Supporters also maintained that funding only telecommunications services would miss the point of the program, which is to extend internet service to all schools universally. Without the one-time expense of wiring and internal connections, supporters said, discounts for telecommunications services would be virtually useless.

Senate proceedings

The debate spilled over into a Senate Communications subcommittee hearing on June 10, when Kennard and the other FCC commissioners were grilled at length about the program’s cost and efficiency.

“I don’t think anyone in the Senate ever thought that the limited language we included in the 1996 Telecommunications Act would be used to create a massive new entitlement program through universal service,” Sen. Conrad Burns, R-Mont., said in his opening statement.

But Sen. John Rockefeller, D-W. Va., who helped draft the section of the 1996 Telecom Act that created the eRate, saw things differently. As one means of persuading Congress to deregulate the telecommunications industry, he said, telcos promised to fund universal service for schools and libraries.

“We made a deal, and it seems to me we should make people stick to it,” Rockefeller said. “We need to insist on the commitment that these companies made—including AT&T, including MCI.”

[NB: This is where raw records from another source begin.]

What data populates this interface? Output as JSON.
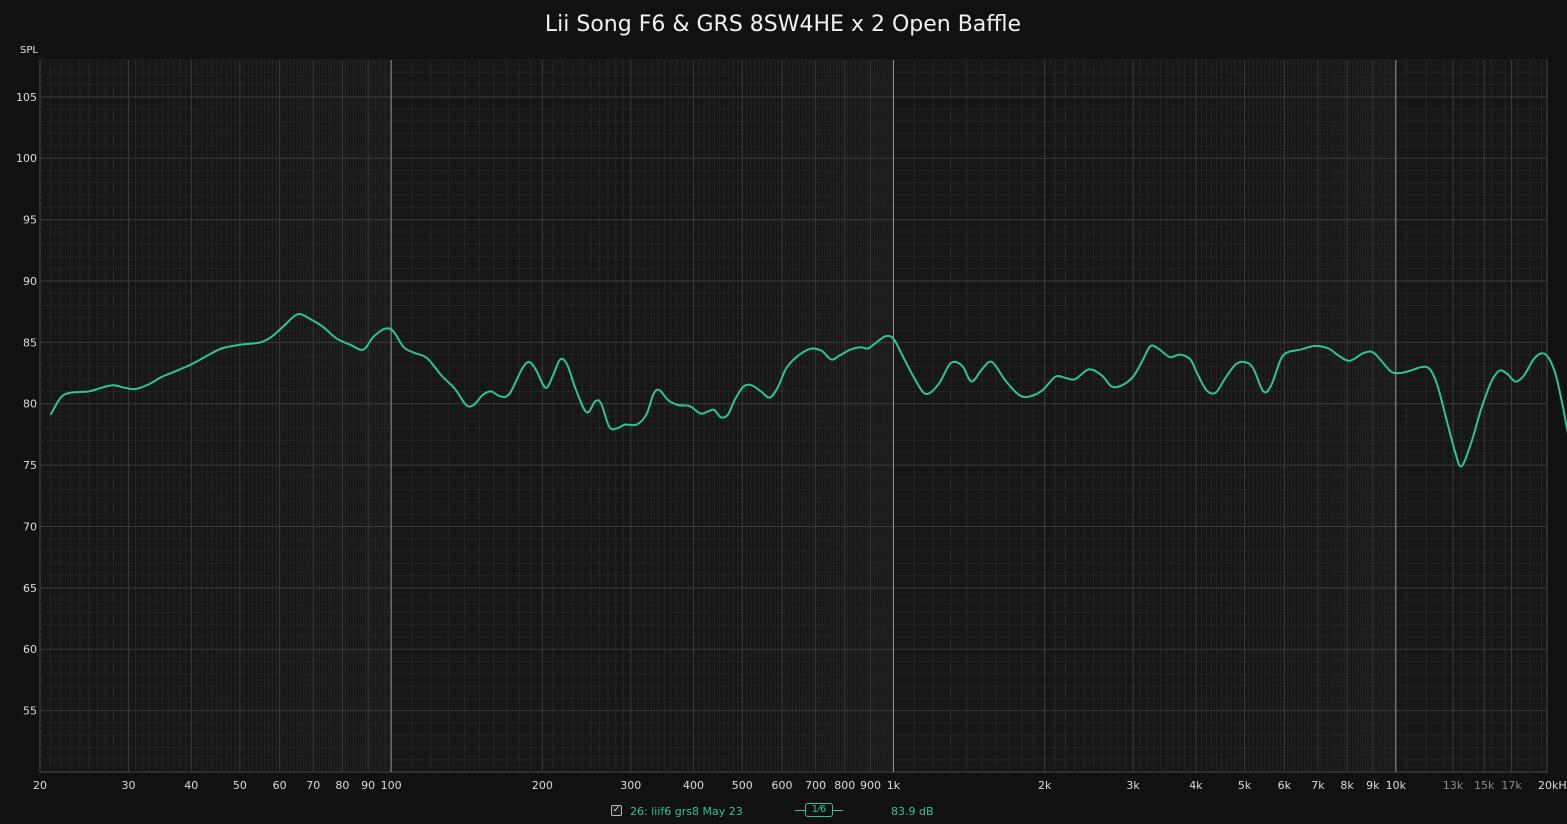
{
  "chart_data": {
    "type": "line",
    "title": "Lii Song F6 & GRS 8SW4HE x 2 Open Baffle",
    "ylabel": "SPL",
    "xscale": "log",
    "xlim": [
      20,
      20000
    ],
    "ylim": [
      50,
      108
    ],
    "grid": true,
    "y_ticks": [
      55,
      60,
      65,
      70,
      75,
      80,
      85,
      90,
      95,
      100,
      105
    ],
    "x_ticks": [
      {
        "v": 20,
        "label": "20"
      },
      {
        "v": 30,
        "label": "30"
      },
      {
        "v": 40,
        "label": "40"
      },
      {
        "v": 50,
        "label": "50"
      },
      {
        "v": 60,
        "label": "60"
      },
      {
        "v": 70,
        "label": "70"
      },
      {
        "v": 80,
        "label": "80"
      },
      {
        "v": 90,
        "label": "90"
      },
      {
        "v": 100,
        "label": "100"
      },
      {
        "v": 200,
        "label": "200"
      },
      {
        "v": 300,
        "label": "300"
      },
      {
        "v": 400,
        "label": "400"
      },
      {
        "v": 500,
        "label": "500"
      },
      {
        "v": 600,
        "label": "600"
      },
      {
        "v": 700,
        "label": "700"
      },
      {
        "v": 800,
        "label": "800"
      },
      {
        "v": 900,
        "label": "900"
      },
      {
        "v": 1000,
        "label": "1k"
      },
      {
        "v": 2000,
        "label": "2k"
      },
      {
        "v": 3000,
        "label": "3k"
      },
      {
        "v": 4000,
        "label": "4k"
      },
      {
        "v": 5000,
        "label": "5k"
      },
      {
        "v": 6000,
        "label": "6k"
      },
      {
        "v": 7000,
        "label": "7k"
      },
      {
        "v": 8000,
        "label": "8k"
      },
      {
        "v": 9000,
        "label": "9k"
      },
      {
        "v": 10000,
        "label": "10k"
      },
      {
        "v": 13000,
        "label": "13k"
      },
      {
        "v": 15000,
        "label": "15k"
      },
      {
        "v": 17000,
        "label": "17k"
      },
      {
        "v": 20000,
        "label": "20kHz"
      }
    ],
    "series": [
      {
        "name": "26: liif6 grs8 May 23",
        "color": "#2fc58f",
        "points": [
          [
            21,
            79.1
          ],
          [
            22,
            80.5
          ],
          [
            23,
            80.9
          ],
          [
            25,
            81.0
          ],
          [
            26.5,
            81.3
          ],
          [
            28,
            81.5
          ],
          [
            29.5,
            81.3
          ],
          [
            31,
            81.2
          ],
          [
            33,
            81.6
          ],
          [
            35,
            82.2
          ],
          [
            37,
            82.6
          ],
          [
            40,
            83.2
          ],
          [
            43,
            83.9
          ],
          [
            46,
            84.5
          ],
          [
            50,
            84.8
          ],
          [
            55,
            85.0
          ],
          [
            58,
            85.5
          ],
          [
            61,
            86.3
          ],
          [
            64,
            87.1
          ],
          [
            66,
            87.3
          ],
          [
            69,
            86.9
          ],
          [
            73,
            86.3
          ],
          [
            78,
            85.3
          ],
          [
            83,
            84.8
          ],
          [
            88,
            84.4
          ],
          [
            92,
            85.4
          ],
          [
            97,
            86.1
          ],
          [
            101,
            85.9
          ],
          [
            106,
            84.6
          ],
          [
            112,
            84.1
          ],
          [
            118,
            83.7
          ],
          [
            126,
            82.3
          ],
          [
            134,
            81.2
          ],
          [
            141,
            79.9
          ],
          [
            146,
            79.9
          ],
          [
            152,
            80.7
          ],
          [
            158,
            81.0
          ],
          [
            165,
            80.6
          ],
          [
            172,
            80.8
          ],
          [
            182,
            82.8
          ],
          [
            188,
            83.4
          ],
          [
            194,
            82.8
          ],
          [
            203,
            81.3
          ],
          [
            210,
            82.3
          ],
          [
            217,
            83.6
          ],
          [
            224,
            83.2
          ],
          [
            233,
            81.2
          ],
          [
            245,
            79.3
          ],
          [
            255,
            80.2
          ],
          [
            262,
            80.0
          ],
          [
            272,
            78.1
          ],
          [
            282,
            78.0
          ],
          [
            292,
            78.3
          ],
          [
            308,
            78.3
          ],
          [
            322,
            79.1
          ],
          [
            333,
            80.8
          ],
          [
            342,
            81.1
          ],
          [
            356,
            80.3
          ],
          [
            372,
            79.9
          ],
          [
            393,
            79.8
          ],
          [
            413,
            79.2
          ],
          [
            429,
            79.4
          ],
          [
            440,
            79.5
          ],
          [
            453,
            78.9
          ],
          [
            468,
            79.1
          ],
          [
            483,
            80.3
          ],
          [
            503,
            81.4
          ],
          [
            522,
            81.5
          ],
          [
            545,
            81.0
          ],
          [
            567,
            80.5
          ],
          [
            588,
            81.3
          ],
          [
            610,
            82.8
          ],
          [
            633,
            83.6
          ],
          [
            661,
            84.2
          ],
          [
            688,
            84.5
          ],
          [
            720,
            84.3
          ],
          [
            752,
            83.6
          ],
          [
            780,
            83.9
          ],
          [
            820,
            84.4
          ],
          [
            860,
            84.6
          ],
          [
            890,
            84.5
          ],
          [
            925,
            85.0
          ],
          [
            965,
            85.5
          ],
          [
            1000,
            85.3
          ],
          [
            1040,
            84.0
          ],
          [
            1100,
            82.1
          ],
          [
            1160,
            80.8
          ],
          [
            1230,
            81.6
          ],
          [
            1300,
            83.3
          ],
          [
            1370,
            83.1
          ],
          [
            1430,
            81.8
          ],
          [
            1500,
            82.8
          ],
          [
            1570,
            83.4
          ],
          [
            1670,
            81.9
          ],
          [
            1780,
            80.7
          ],
          [
            1870,
            80.6
          ],
          [
            1980,
            81.1
          ],
          [
            2100,
            82.2
          ],
          [
            2200,
            82.1
          ],
          [
            2300,
            82.0
          ],
          [
            2450,
            82.8
          ],
          [
            2600,
            82.3
          ],
          [
            2720,
            81.4
          ],
          [
            2850,
            81.5
          ],
          [
            3000,
            82.2
          ],
          [
            3130,
            83.5
          ],
          [
            3250,
            84.7
          ],
          [
            3390,
            84.4
          ],
          [
            3550,
            83.8
          ],
          [
            3720,
            84.0
          ],
          [
            3900,
            83.6
          ],
          [
            4020,
            82.5
          ],
          [
            4200,
            81.1
          ],
          [
            4380,
            80.9
          ],
          [
            4580,
            82.1
          ],
          [
            4800,
            83.2
          ],
          [
            5000,
            83.4
          ],
          [
            5200,
            82.9
          ],
          [
            5450,
            81.0
          ],
          [
            5650,
            81.5
          ],
          [
            5900,
            83.6
          ],
          [
            6100,
            84.2
          ],
          [
            6450,
            84.4
          ],
          [
            6900,
            84.7
          ],
          [
            7350,
            84.5
          ],
          [
            7700,
            83.9
          ],
          [
            8100,
            83.5
          ],
          [
            8600,
            84.1
          ],
          [
            9000,
            84.2
          ],
          [
            9400,
            83.4
          ],
          [
            9800,
            82.6
          ],
          [
            10200,
            82.5
          ],
          [
            10700,
            82.7
          ],
          [
            11300,
            83.0
          ],
          [
            11700,
            82.8
          ],
          [
            12100,
            81.5
          ],
          [
            12600,
            78.8
          ],
          [
            13100,
            76.2
          ],
          [
            13500,
            74.9
          ],
          [
            14100,
            76.7
          ],
          [
            14800,
            79.6
          ],
          [
            15500,
            81.8
          ],
          [
            16100,
            82.7
          ],
          [
            16700,
            82.4
          ],
          [
            17300,
            81.8
          ],
          [
            18000,
            82.3
          ],
          [
            18800,
            83.6
          ],
          [
            19500,
            84.1
          ],
          [
            20100,
            83.8
          ],
          [
            20800,
            82.4
          ],
          [
            21500,
            79.8
          ],
          [
            22200,
            76.9
          ],
          [
            22800,
            75.4
          ]
        ]
      }
    ],
    "legend": {
      "checkbox_mark": "✓",
      "series_label": "26: liif6 grs8 May 23",
      "smoothing_label": "1⁄6",
      "level_label": "83.9 dB"
    }
  }
}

A majority of senators pressured the FCC commissioners to suspend the eRate until their concerns about the program could be addressed. But Sen. Olympia Snowe, R-Maine, who also co-authored the eRate provision, blasted her colleagues for trying to kill the eRate.

“If there’s a problem with the bureaucracy, let’s fix it,” Snowe said. “But that shouldn’t be the ruse for freezing this program.”

Prudent progess

Kennard expressed his own determination to push forward “prudently” on the eRate, arguing that the FCC was already addressing legitimate concerns raised by Congress.

“There’s been a lot of misinformation about what is eligible for a discount,” Kennard said, referring to criticism by many members of Congress that schools were using eRate money to fund items such as carpeting and painting. “We need to take this issue off the table.”

Kennard pointed out that the FCC already had voted on May 8 to streamline eRate administration by folding the SLC and the Rural Health Care Corp. into a single entity. The resulting agency was scheduled to begin administering universal service on Jan. 4, 1999. The FCC also would be voting to cut the salaries of SLC officials, Kennard said.

“If we take these issues off the table, we’re left with two things,” Kennard said, “the size of the fund and phone rates.” Overall, he said, long-distance rates are declining—about 6 percent from last year. “Let’s not spread misinformation that this [eRate program] is causing rates to increase overall,” he said.

As for the size of the fund, Kennard said the FCC already had slowed the initiation of the program to address the concerns of telcos. He proposed the FCC ease the need for startup funding by stretching to 18 months the discount payments initially scheduled for disbursement during the first year.

“I submit that the best thing we can do is proceed ahead prudently,” Kennard told the subcommittee. “We shouldn’t abandon the 30,000 applicants who have already invested their time and money in the program.”

Although the basic program appears to have weathered the initial storm of opposition, the eRate seemed destined to be the source of continuing partisan political combat.

Speaking to a communications industry trade show in Atlanta on June 8, House Speaker Newt Gingrich, R-Ga., called the eRate program as administered by the FCC “explicitly wrong.”

“We’ll probably block it in the next two weeks,” said Gingrich without providing details. “It is wrong for five unelected, appointed [FCC] commissioners to be able to establish a tax on every telephone line in the United States.”